Figure 10: Sankey Diagram Example
Sankey Diagram Example

The Sankey diagram uses the same color scheme used in the plan topology. Animate the Sankey diagram using the arrow buttons in the upper right corner.

Create Execution Plan Steps

Once you have selected a plan change to work with and the Execution Plan fields are displayed below the Plan Change details on the left side of the window, you can start building your execution plan, step by step. An execution plan is a way of breaking down the plan change into steps that are smaller, safely executable plan changes. The goal is to create an execution plan that implements the whole plan change, but you can also create partial execution plans that only implement some of the overall plan change.

The execution plan updates LSP bandwidths and bindings in the network until the new plan is achieved. You control this by specifying which of the remaining traffic changes not already in a step should be included in the next step.

Use the Traffic Change Test drop-down menu (lower left corner of the window) to select how the EPE Planner should evaluate whether each of the remaining traffic changes should be included in the next step. Figure 11 shows the traffic change test options that are available.

Figure 11: Traffic Change Test Options for Execution Plan Steps
Traffic Change Test Options
for Execution Plan Steps

A second field for qualifying information appears, appropriate for the traffic change test you select. For example, if you select Involving Peer Link as the traffic change test, a second field called Peer Link requires you to specify a peer link. You can type the peer link name or you can place your cursor in the Peer Link field and click your selected peer link on the topology map; the Peer Link field is automatically populated for you. If you specify ASBR01/001, the execution step would include all the traffic changes that involve that peer link.

Click Add Step to add the step to the execution plan. In the Execution Plan Steps tab on the Details window, you can see the steps being added as you build your plan. If you change your mind about the last step, you can remove it from the plan by clicking Remove Last Step. You can also right-click on the topology map to bring up the option to animate the plan. If you have a step highlighted in the Execution Plan Steps tab, you can animate that single step.

If there are no traffic changes that would qualify for inclusion in the step, based on the criteria you specify, a message is displayed to that effect, and you are not allowed to create that step.
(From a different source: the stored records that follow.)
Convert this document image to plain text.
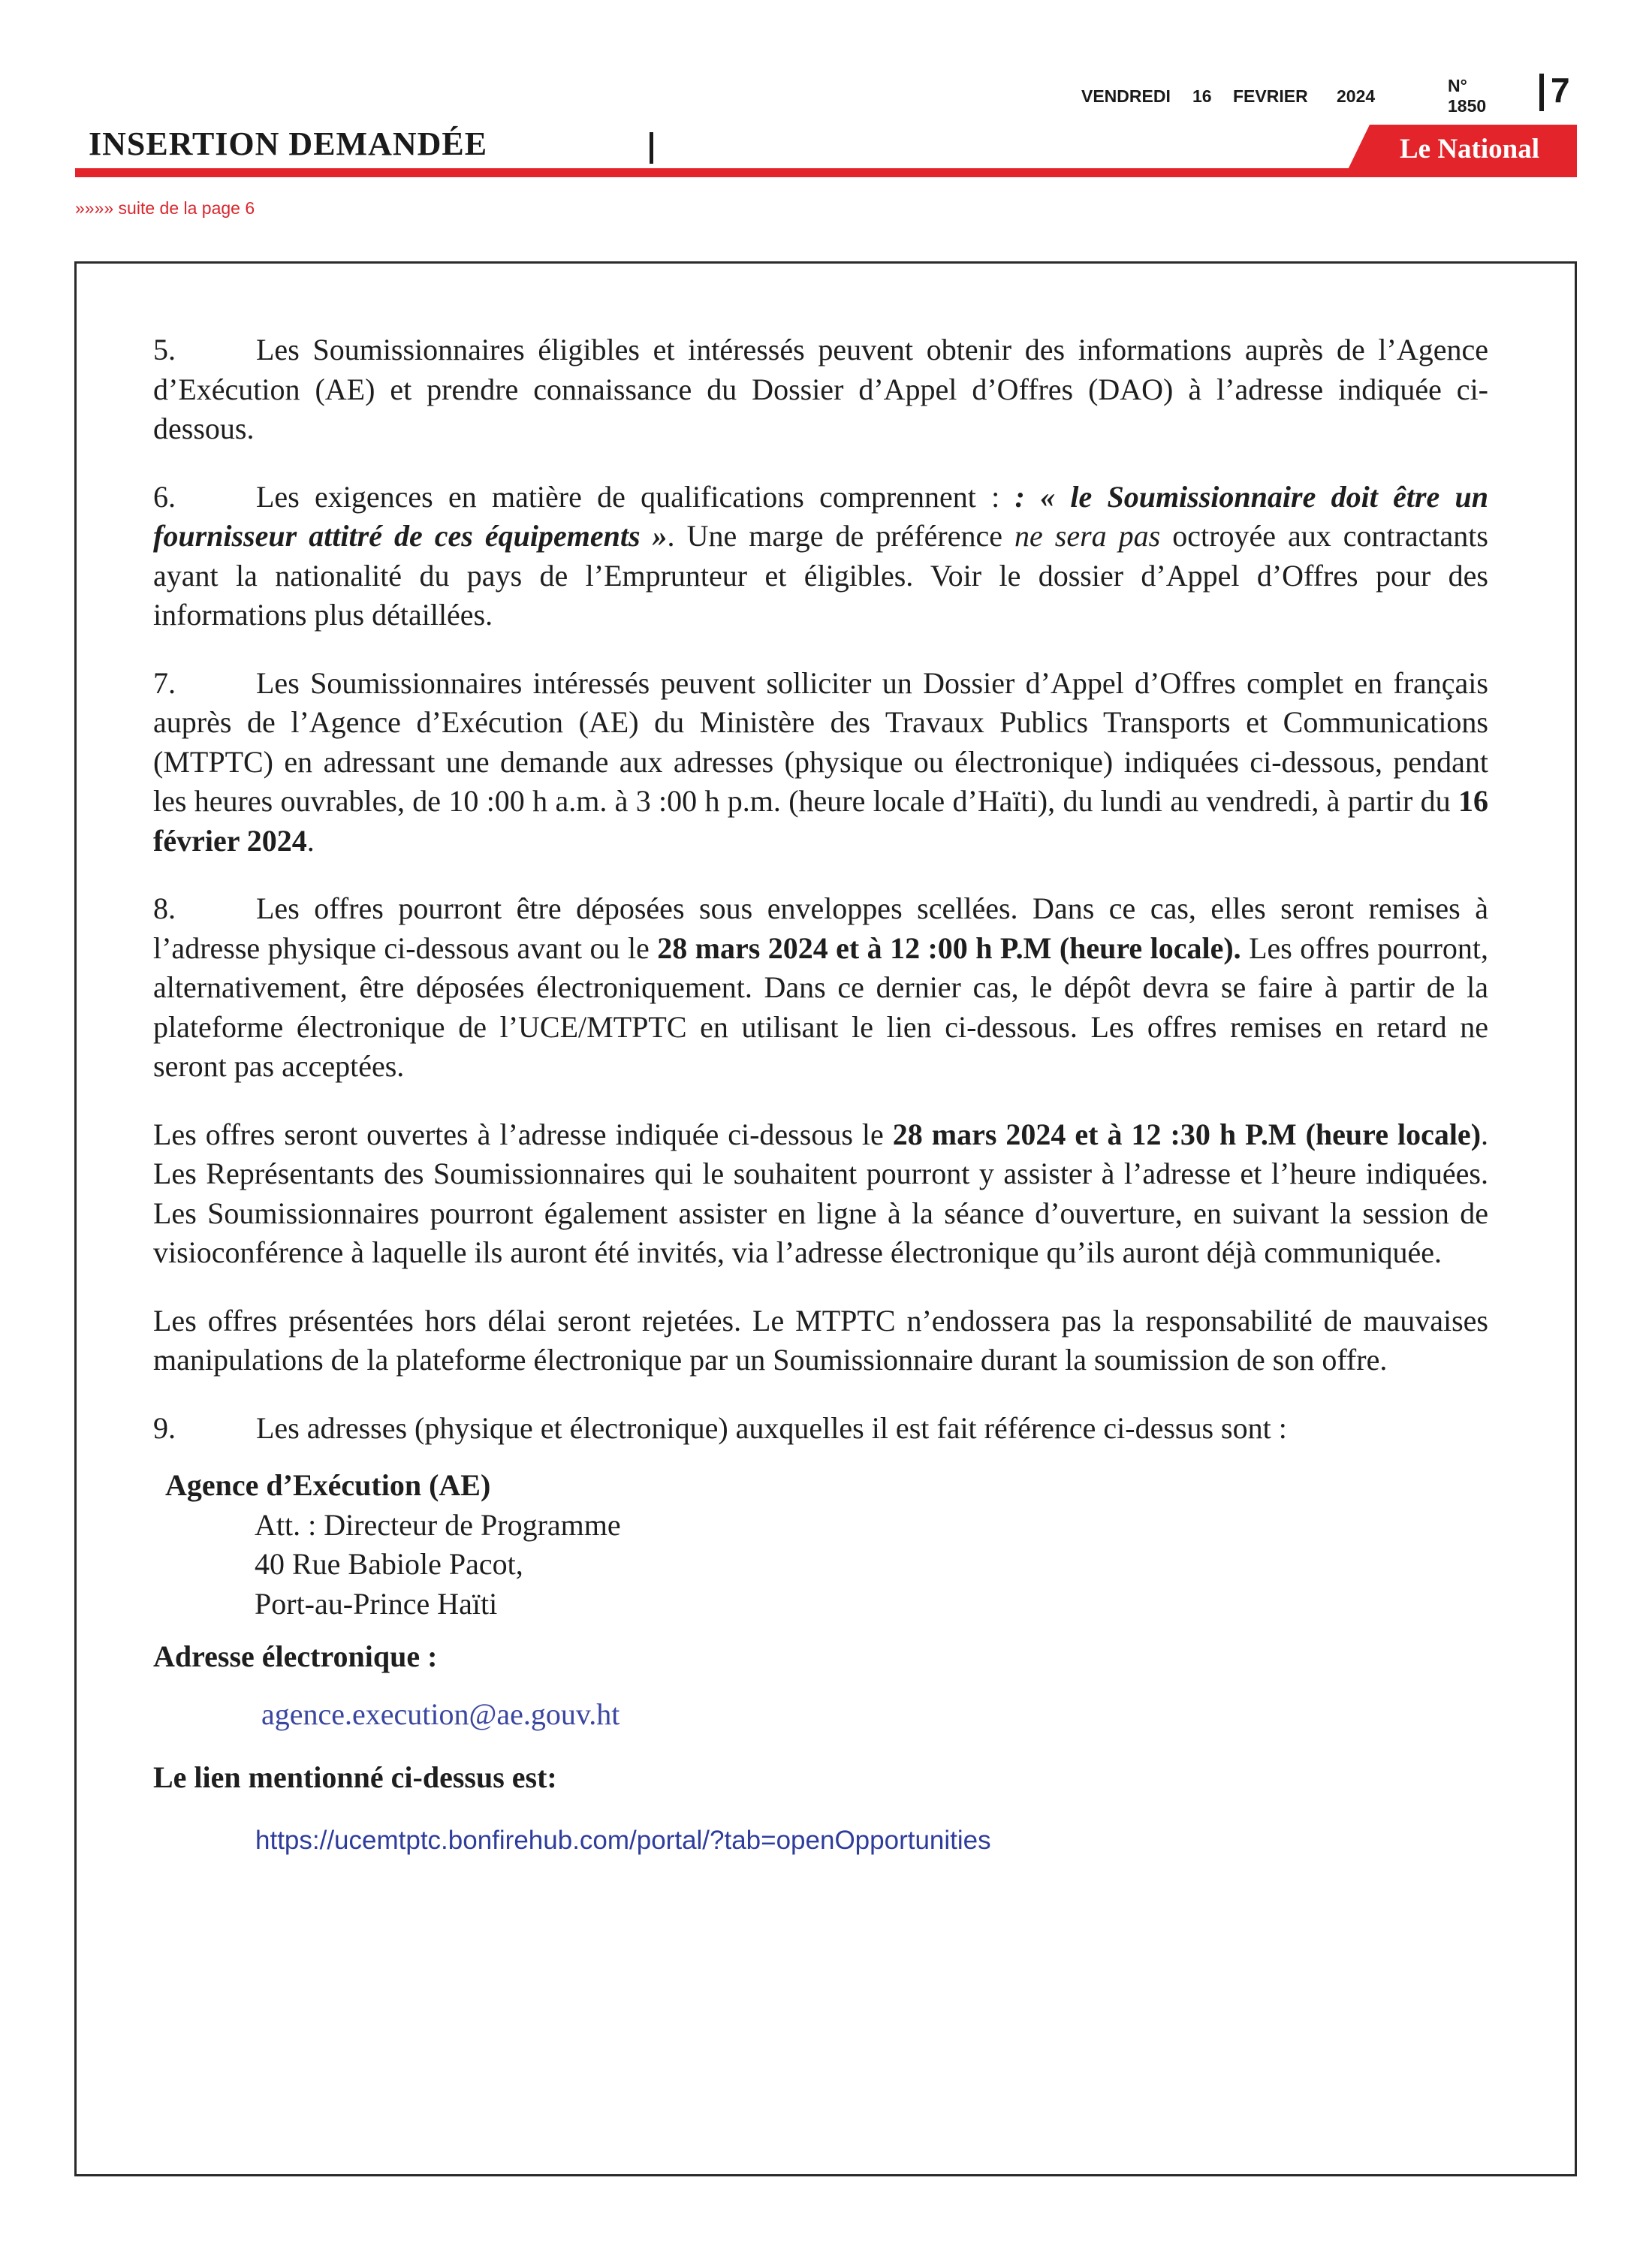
VENDREDI 16 FEVRIER 2024
N° 1850 7
INSERTION DEMANDÉE	Le National
»»»» suite de la page 6

5.	Les Soumissionnaires éligibles et intéressés peuvent obtenir des informations auprès de l’Agence d’Exécution (AE) et prendre connaissance du Dossier d’Appel d’Offres (DAO) à l’adresse indiquée ci-dessous.

6.	Les exigences en matière de qualifications comprennent : : « le Soumissionnaire doit être un fournisseur attitré de ces équipements ». Une marge de préférence ne sera pas octroyée aux contractants ayant la nationalité du pays de l’Emprunteur et éligibles. Voir le dossier d’Appel d’Offres pour des informations plus détaillées.

7.	Les Soumissionnaires intéressés peuvent solliciter un Dossier d’Appel d’Offres complet en français auprès de l’Agence d’Exécution (AE) du Ministère des Travaux Publics Transports et Communications (MTPTC) en adressant une demande aux adresses (physique ou électronique) indiquées ci-dessous, pendant les heures ouvrables, de 10 :00 h a.m. à 3 :00 h p.m. (heure locale d’Haïti), du lundi au vendredi, à partir du 16 février 2024.

8.	Les offres pourront être déposées sous enveloppes scellées. Dans ce cas, elles seront remises à l’adresse physique ci-dessous avant ou le 28 mars 2024 et à 12 :00 h P.M (heure locale). Les offres pourront, alternativement, être déposées électroniquement. Dans ce dernier cas, le dépôt devra se faire à partir de la plateforme électronique de l’UCE/MTPTC en utilisant le lien ci-dessous. Les offres remises en retard ne seront pas acceptées.

Les offres seront ouvertes à l’adresse indiquée ci-dessous le 28 mars 2024 et à 12 :30 h P.M (heure locale). Les Représentants des Soumissionnaires qui le souhaitent pourront y assister à l’adresse et l’heure indiquées. Les Soumissionnaires pourront également assister en ligne à la séance d’ouverture, en suivant la session de visioconférence à laquelle ils auront été invités, via l’adresse électronique qu’ils auront déjà communiquée.

Les offres présentées hors délai seront rejetées. Le MTPTC n’endossera pas la responsabilité de mauvaises manipulations de la plateforme électronique par un Soumissionnaire durant la soumission de son offre.

9.	Les adresses (physique et électronique) auxquelles il est fait référence ci-dessus sont :

Agence d’Exécution (AE)
Att. : Directeur de Programme
40 Rue Babiole Pacot,
Port-au-Prince Haïti
Adresse électronique :
agence.execution@ae.gouv.ht
Le lien mentionné ci-dessus est:
https://ucemtptc.bonfirehub.com/portal/?tab=openOpportunities
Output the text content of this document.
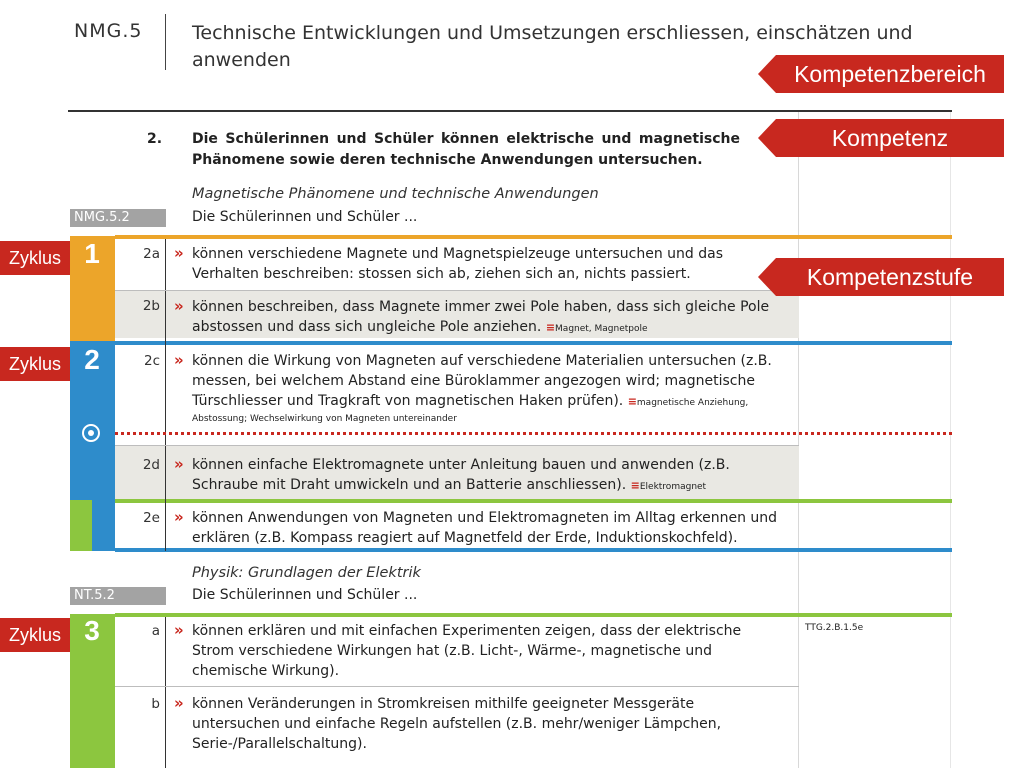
NMG.5	Technische Entwicklungen und Umsetzungen erschliessen, einschätzen und anwenden
Kompetenzbereich
2. Die Schülerinnen und Schüler können elektrische und magnetische Phänomene sowie deren technische Anwendungen untersuchen.
Kompetenz
Magnetische Phänomene und technische Anwendungen
NMG.5.2	Die Schülerinnen und Schüler ...
Zyklus 1
Zyklus 2
Zyklus 3
Kompetenzstufe
2a » können verschiedene Magnete und Magnetspielzeuge untersuchen und das Verhalten beschreiben: stossen sich ab, ziehen sich an, nichts passiert.
2b » können beschreiben, dass Magnete immer zwei Pole haben, dass sich gleiche Pole abstossen und dass sich ungleiche Pole anziehen. ≡Magnet, Magnetpole
2c » können die Wirkung von Magneten auf verschiedene Materialien untersuchen (z.B. messen, bei welchem Abstand eine Büroklammer angezogen wird; magnetische Türschliesser und Tragkraft von magnetischen Haken prüfen). ≡magnetische Anziehung,
Abstossung; Wechselwirkung von Magneten untereinander
2d » können einfache Elektromagnete unter Anleitung bauen und anwenden (z.B. Schraube mit Draht umwickeln und an Batterie anschliessen). ≡Elektromagnet
2e » können Anwendungen von Magneten und Elektromagneten im Alltag erkennen und erklären (z.B. Kompass reagiert auf Magnetfeld der Erde, Induktionskochfeld).
Physik: Grundlagen der Elektrik
NT.5.2	Die Schülerinnen und Schüler ...
a » können erklären und mit einfachen Experimenten zeigen, dass der elektrische Strom verschiedene Wirkungen hat (z.B. Licht-, Wärme-, magnetische und chemische Wirkung).
TTG.2.B.1.5e
b » können Veränderungen in Stromkreisen mithilfe geeigneter Messgeräte untersuchen und einfache Regeln aufstellen (z.B. mehr/weniger Lämpchen, Serie-/Parallelschaltung).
When the total number of traffic changes in your Plan Change (displayed in the Plan Change information on the left side of the window) is the same as the number of traffic changes in your execution plan (displayed in the Execution Plan Steps tab in the Details window), you have reached the end of your plan change and there are no more traffic changes to be added to a step. The cost and cost change figures will also match.

Execute the Steps in the Network

Some considerations for a good execution plan:

  • A good plan does not create undesirable conditions, like the overloading of peer links or tunnels, along the way.

  • A good plan usually divides the needed changes up fairly evenly among the steps.

  • Important changes that reduce the cost considerably are tackled early in a good plan. Taking traffic off already overloaded peer links is an example.

Once you are happy with the execution plan, click Execute to execute the steps in the network. You should be able to see differences in the Demands tab of the network information table in the main UI if the optimization was successful.